Source: https://www.process-one.net/blog/ejabberd-20-04/

This is awesome work! Some comments:

• Authentication should be disabled for STUN (it is very cheap, you can let anyone use it). Make sure your configuration means that.
• You don’t seem to be listening on 5349 ports (but only on 3478) as advertised in the DNS configuration.
• You can also turn on TLS/DTLS on the regular 3478. If ejabberd allows for it, you should do the same.

You should test your TURN/STUN servers using the trickle-ice web tool. For successful STUN setup, it will give a ‘srflx’ record in the output and for successful TURN setup, it will also give ‘relay’ in the output.

Thanks for the feedback @sunil . I hope to have time next week to follow up on your observations and do some more testing.

Out of interest, is FreedomBox likely to adopt the new eJabberd release 20.04 anytime soon? Or is that quite a lot of work?

The following extracts maybe useful from the Internet Engineering Task Force (IETF), PROPOSED STANDARD document, Traversal Using Relays around NAT (TURN): Relay Extensions to Session Traversal Utilities for NAT (STUN), at: https://tools.ietf.org/html/rfc5766

This first helpful paragraph:

“The client learns the TURN server transport address through some unspecified means (e.g., configuration), and this address is typically used by many clients simultaneously.”

And then this more helpful section regarding the DNS SRV records set up:

6.1. Sending an Allocate Request

… The client also picks a server transport address, which SHOULD be done as follows. The client receives (perhaps through configuration) a domain name for a TURN server. The client then uses the DNS procedures described in [RFC5389], but using an SRV service name of “turn” (or “turns” for TURN over TLS) instead of “stun” (or “stuns”). For example, to find servers in the example.com domain, the client performs a lookup for ‘_turn._udp.example.com’, ‘_turn._tcp.example.com’, and ‘_turns._tcp.example.com’ if the client wants to communicate with the server using UDP, TCP, or TLS-over-TCP, respectively. …
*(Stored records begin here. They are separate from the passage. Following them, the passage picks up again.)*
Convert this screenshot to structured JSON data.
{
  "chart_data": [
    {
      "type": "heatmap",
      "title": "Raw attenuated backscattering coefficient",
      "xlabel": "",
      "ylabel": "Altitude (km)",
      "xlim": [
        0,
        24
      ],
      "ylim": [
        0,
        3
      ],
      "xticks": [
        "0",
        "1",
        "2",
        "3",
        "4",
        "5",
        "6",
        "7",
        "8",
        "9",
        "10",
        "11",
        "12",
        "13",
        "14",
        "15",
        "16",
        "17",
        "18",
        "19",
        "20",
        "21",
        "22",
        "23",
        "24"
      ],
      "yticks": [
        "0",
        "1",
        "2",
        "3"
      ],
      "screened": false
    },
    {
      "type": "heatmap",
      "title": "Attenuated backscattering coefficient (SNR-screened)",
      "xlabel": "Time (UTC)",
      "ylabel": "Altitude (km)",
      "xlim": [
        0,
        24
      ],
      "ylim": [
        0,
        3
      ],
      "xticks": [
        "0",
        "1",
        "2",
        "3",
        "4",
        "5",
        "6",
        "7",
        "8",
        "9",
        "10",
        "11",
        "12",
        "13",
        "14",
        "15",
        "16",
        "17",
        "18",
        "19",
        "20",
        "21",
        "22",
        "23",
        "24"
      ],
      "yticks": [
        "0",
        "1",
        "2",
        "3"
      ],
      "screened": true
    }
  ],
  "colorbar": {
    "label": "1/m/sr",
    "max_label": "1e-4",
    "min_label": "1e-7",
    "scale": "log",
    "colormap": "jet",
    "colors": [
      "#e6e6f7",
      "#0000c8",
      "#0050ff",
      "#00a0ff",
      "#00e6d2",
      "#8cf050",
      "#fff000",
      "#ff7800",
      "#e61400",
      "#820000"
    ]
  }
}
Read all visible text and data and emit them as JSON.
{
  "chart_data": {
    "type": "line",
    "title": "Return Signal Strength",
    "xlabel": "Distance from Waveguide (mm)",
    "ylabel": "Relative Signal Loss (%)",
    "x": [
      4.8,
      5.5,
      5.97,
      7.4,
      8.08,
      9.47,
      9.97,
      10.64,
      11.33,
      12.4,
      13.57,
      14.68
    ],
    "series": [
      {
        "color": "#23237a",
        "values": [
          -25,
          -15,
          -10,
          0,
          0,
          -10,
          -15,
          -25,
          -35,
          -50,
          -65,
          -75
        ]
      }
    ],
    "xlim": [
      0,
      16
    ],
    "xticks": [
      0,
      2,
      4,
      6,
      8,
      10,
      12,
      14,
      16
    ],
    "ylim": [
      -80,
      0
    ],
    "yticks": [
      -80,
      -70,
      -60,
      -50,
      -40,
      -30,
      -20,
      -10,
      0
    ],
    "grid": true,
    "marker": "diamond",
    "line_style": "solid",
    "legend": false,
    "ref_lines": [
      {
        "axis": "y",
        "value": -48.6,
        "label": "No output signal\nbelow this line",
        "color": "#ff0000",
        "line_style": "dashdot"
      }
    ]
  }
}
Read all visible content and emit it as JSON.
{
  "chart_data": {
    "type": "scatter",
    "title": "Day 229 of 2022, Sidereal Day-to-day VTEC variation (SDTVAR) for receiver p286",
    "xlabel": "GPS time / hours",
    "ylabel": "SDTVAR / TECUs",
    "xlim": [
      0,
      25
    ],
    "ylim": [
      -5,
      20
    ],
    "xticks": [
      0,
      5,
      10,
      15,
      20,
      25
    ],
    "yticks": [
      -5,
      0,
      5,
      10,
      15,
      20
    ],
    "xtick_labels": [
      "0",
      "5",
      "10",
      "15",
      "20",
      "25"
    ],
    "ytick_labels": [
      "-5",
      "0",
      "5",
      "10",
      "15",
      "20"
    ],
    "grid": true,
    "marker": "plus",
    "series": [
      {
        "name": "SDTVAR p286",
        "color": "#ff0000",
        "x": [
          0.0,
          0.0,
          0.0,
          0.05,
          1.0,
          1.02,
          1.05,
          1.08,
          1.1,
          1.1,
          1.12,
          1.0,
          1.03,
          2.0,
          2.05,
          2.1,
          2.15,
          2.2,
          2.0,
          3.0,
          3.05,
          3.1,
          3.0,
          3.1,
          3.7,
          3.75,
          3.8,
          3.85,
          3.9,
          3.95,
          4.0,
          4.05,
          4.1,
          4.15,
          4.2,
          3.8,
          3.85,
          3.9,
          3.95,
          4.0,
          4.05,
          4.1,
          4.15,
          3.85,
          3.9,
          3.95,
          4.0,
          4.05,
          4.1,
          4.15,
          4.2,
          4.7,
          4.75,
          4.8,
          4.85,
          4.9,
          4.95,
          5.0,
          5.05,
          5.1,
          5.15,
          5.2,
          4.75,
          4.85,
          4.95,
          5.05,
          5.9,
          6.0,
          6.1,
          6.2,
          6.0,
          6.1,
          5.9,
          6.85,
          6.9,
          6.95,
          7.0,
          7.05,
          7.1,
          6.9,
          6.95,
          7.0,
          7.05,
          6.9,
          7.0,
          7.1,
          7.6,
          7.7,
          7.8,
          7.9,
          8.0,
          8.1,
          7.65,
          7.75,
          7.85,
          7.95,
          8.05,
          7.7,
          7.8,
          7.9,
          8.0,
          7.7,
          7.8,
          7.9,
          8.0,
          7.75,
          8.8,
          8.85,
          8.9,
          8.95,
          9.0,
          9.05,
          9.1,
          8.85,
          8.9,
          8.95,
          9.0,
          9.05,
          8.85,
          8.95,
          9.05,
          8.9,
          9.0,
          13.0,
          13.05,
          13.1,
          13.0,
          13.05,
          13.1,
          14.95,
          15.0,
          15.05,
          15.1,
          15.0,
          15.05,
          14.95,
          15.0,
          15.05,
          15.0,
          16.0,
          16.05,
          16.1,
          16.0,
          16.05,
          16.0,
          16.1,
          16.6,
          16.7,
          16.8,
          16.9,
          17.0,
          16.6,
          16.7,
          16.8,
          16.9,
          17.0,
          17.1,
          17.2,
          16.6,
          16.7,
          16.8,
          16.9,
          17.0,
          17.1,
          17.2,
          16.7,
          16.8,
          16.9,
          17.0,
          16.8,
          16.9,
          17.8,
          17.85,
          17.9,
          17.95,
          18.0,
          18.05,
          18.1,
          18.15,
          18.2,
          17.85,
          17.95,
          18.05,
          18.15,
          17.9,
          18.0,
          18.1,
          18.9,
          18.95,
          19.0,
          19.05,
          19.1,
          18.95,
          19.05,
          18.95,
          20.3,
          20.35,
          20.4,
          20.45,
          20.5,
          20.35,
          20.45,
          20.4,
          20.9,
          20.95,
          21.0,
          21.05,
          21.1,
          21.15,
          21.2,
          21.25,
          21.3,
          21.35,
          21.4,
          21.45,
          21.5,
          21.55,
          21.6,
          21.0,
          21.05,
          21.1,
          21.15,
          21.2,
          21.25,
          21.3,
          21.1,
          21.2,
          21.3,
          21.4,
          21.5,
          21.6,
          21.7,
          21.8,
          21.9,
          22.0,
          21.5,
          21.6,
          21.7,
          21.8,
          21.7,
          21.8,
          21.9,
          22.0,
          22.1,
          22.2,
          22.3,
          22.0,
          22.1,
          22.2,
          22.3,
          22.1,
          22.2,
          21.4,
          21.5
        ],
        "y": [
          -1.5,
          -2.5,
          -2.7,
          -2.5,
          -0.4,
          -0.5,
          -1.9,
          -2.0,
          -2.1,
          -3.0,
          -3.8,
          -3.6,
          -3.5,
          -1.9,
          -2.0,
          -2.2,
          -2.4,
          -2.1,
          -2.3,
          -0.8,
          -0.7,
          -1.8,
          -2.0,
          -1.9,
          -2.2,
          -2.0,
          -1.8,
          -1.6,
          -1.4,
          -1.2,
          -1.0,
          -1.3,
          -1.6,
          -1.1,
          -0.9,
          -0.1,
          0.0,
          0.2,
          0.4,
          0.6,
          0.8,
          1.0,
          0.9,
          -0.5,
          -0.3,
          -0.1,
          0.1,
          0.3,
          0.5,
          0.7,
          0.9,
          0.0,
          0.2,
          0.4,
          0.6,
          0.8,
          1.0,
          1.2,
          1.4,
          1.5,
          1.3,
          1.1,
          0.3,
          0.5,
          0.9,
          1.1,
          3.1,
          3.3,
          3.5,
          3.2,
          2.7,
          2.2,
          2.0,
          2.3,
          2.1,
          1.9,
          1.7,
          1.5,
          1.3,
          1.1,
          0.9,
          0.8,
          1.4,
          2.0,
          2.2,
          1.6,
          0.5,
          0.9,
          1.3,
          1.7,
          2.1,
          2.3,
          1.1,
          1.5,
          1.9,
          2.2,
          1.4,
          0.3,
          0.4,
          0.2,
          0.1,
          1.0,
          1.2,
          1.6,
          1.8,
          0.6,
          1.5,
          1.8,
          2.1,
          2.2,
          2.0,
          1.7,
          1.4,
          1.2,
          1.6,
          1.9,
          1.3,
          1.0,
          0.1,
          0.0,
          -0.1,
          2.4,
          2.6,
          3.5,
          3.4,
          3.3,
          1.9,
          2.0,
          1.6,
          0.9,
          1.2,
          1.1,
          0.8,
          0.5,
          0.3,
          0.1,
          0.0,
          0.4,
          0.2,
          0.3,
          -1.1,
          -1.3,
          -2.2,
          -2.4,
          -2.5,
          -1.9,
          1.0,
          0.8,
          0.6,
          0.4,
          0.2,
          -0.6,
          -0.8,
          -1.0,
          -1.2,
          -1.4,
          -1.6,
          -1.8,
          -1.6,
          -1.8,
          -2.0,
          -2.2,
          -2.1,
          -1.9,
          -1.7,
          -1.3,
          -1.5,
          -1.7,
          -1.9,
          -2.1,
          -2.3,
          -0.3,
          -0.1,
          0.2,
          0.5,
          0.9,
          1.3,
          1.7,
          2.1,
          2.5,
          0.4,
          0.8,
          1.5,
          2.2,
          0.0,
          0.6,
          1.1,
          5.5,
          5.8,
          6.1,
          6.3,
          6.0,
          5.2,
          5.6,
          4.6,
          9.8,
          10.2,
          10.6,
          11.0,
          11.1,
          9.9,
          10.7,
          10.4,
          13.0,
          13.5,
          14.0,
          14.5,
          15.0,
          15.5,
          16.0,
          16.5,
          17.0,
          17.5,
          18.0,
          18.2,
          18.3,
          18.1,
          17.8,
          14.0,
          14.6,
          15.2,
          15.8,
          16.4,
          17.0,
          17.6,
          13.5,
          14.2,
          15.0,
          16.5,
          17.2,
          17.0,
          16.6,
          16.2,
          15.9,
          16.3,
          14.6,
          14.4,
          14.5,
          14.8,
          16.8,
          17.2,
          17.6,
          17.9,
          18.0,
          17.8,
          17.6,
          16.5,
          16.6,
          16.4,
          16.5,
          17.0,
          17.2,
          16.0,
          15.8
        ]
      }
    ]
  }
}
And this: “This section describes an optional procedure for STUN that allows a client to use DNS to determine the IP address and port of a server.” from [RFC5389], (as above)!

20.4 seems to be available in Debian unstable already and looks like it will transition into testing and buster-backports. However, FreedomBox stable will not use this version but instead use the stable version.

Um, why? Are there important reasons do decide against this backport and what is possible, and needed to get calls working.

This is just the default FreedomBox policy. We have stable only by default and only give exceptions when absolutely needed. Currently that is FreedomBox itself and matrix-synapse (due to change in federation format). We could consider an exception for ejabberd too if needed. We need to ensure that security updates for ejabberd and dependencies will flow into backports and that there is no other way to provide STUN/TURN with ejabberd (such as by using Coturn, which is actually easier and better approach).

Thank you, for explaining so well. Makes complete sense.

Trying to consider, as far as I understood, ejabberd only supports external coturn since v20.04, but I’m not sure if the internal STUN/TURN in stable could support audio and video calls in the new clients with a freedombox stable update.

Please update Ejabberd to the newest version.

Learned that it doesn’t, so audio and video requires a backported ejabberd.